Does anyone have any good primers on when to turn to a RTOS?  Thanks.

When do turn to a RTOS

Just trying to figure out when NOT using an RTOS: -Extreme time constraints: All OS:s slow down task switching. Normally, on the other hand, you can bypass the OS for the very quick interrupts (> 1kHz I guess is very quick for most systems). The OS also uses rather much of the processor time (no exact figures, depends on a lot of things, e g tick rate, but tens of % I think is normal). -Extremely small and energy constrained devices, where you can defend such greediness in hardware that you cannot afford the extra space to OS will need (5k is not much!), and where you will not have a very complicated application. -Small projects with special processor. In some cases there is more work to port an existing OS, than to write a small timer-interrupt-based scheduler by yourself. I have been working for about 15 years without OS, and 1 year with freeRTOS. I will stay with the OS if I can! It simplifies work, facilitates porting of third party software, and inproves software structure. I am sure I have missed a lot :-). Let’s see what other people say. Jokke

When do turn to a RTOS

My goal is to be sampling about 3 a/d channels as fast as possible. And while doing this I need to be able to read other devices and write to a screen.  The faster sampling the better. >= 1 kHz.  There have been so many timing issues that we have been trying to work out and most of the time we have been dropping in delays manually to balanace the timings!
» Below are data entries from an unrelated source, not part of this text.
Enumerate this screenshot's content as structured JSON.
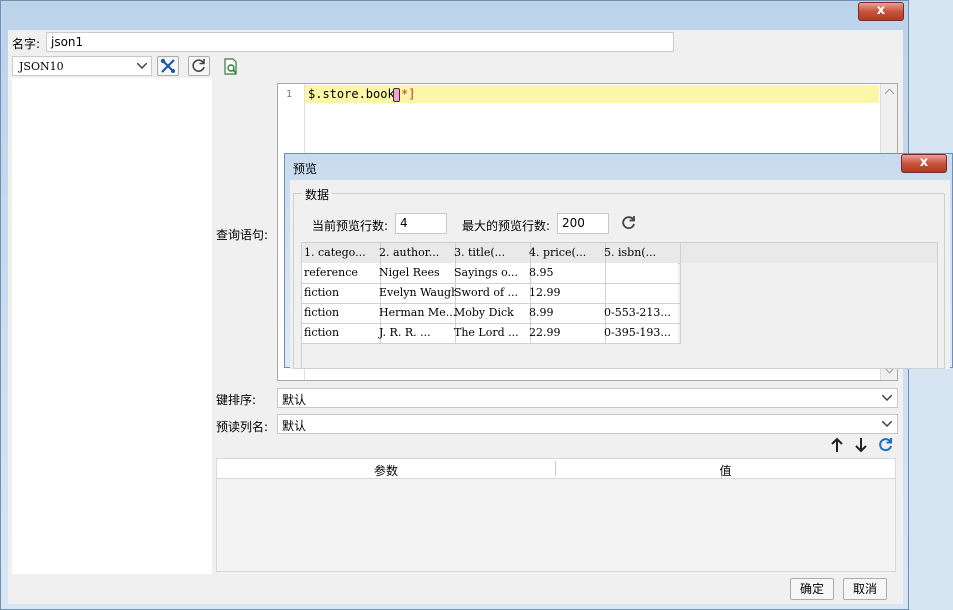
{
  "main": {
    "name_label": "名字:",
    "name_value": "json1",
    "datasource_value": "JSON10",
    "query_label": "查询语句:",
    "editor": {
      "line_number": "1",
      "code": "$.store.book",
      "code_suffix": "*]"
    },
    "key_sort_label": "键排序:",
    "key_sort_value": "默认",
    "preview_col_label": "预读列名:",
    "preview_col_value": "默认",
    "params_table": {
      "headers": [
        "参数",
        "值"
      ]
    },
    "ok_button": "确定",
    "cancel_button": "取消",
    "close_glyph": "x"
  },
  "preview": {
    "title": "预览",
    "group_label": "数据",
    "current_rows_label": "当前预览行数:",
    "current_rows_value": "4",
    "max_rows_label": "最大的预览行数:",
    "max_rows_value": "200",
    "close_glyph": "x",
    "grid": {
      "headers": [
        "1. catego...",
        "2. author...",
        "3. title(...",
        "4. price(...",
        "5. isbn(..."
      ],
      "rows": [
        [
          "reference",
          "Nigel Rees",
          "Sayings o...",
          "8.95",
          ""
        ],
        [
          "fiction",
          "Evelyn Waugh",
          "Sword of ...",
          "12.99",
          ""
        ],
        [
          "fiction",
          "Herman Me...",
          "Moby Dick",
          "8.99",
          "0-553-213..."
        ],
        [
          "fiction",
          "J. R. R. ...",
          "The Lord ...",
          "22.99",
          "0-395-193..."
        ]
      ]
    }
  },
  "icons": {
    "settings": "tools-icon",
    "refresh": "refresh-icon",
    "preview": "preview-doc-icon",
    "up": "arrow-up-icon",
    "down": "arrow-down-icon"
  }
}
If I am trying to sample a high speeds from what you are saying the OS might get in the way!  I guess I can just try it out and see how fast I can do everything. Thanks for your thoughts.  

When do turn to a RTOS

You might like to try having your a2d sampling completely interrupt driven, with a fast data transfer to wherever the data is used.  Then have cooperative tasks and a slow tick rate as possible to limit the overhead of the os.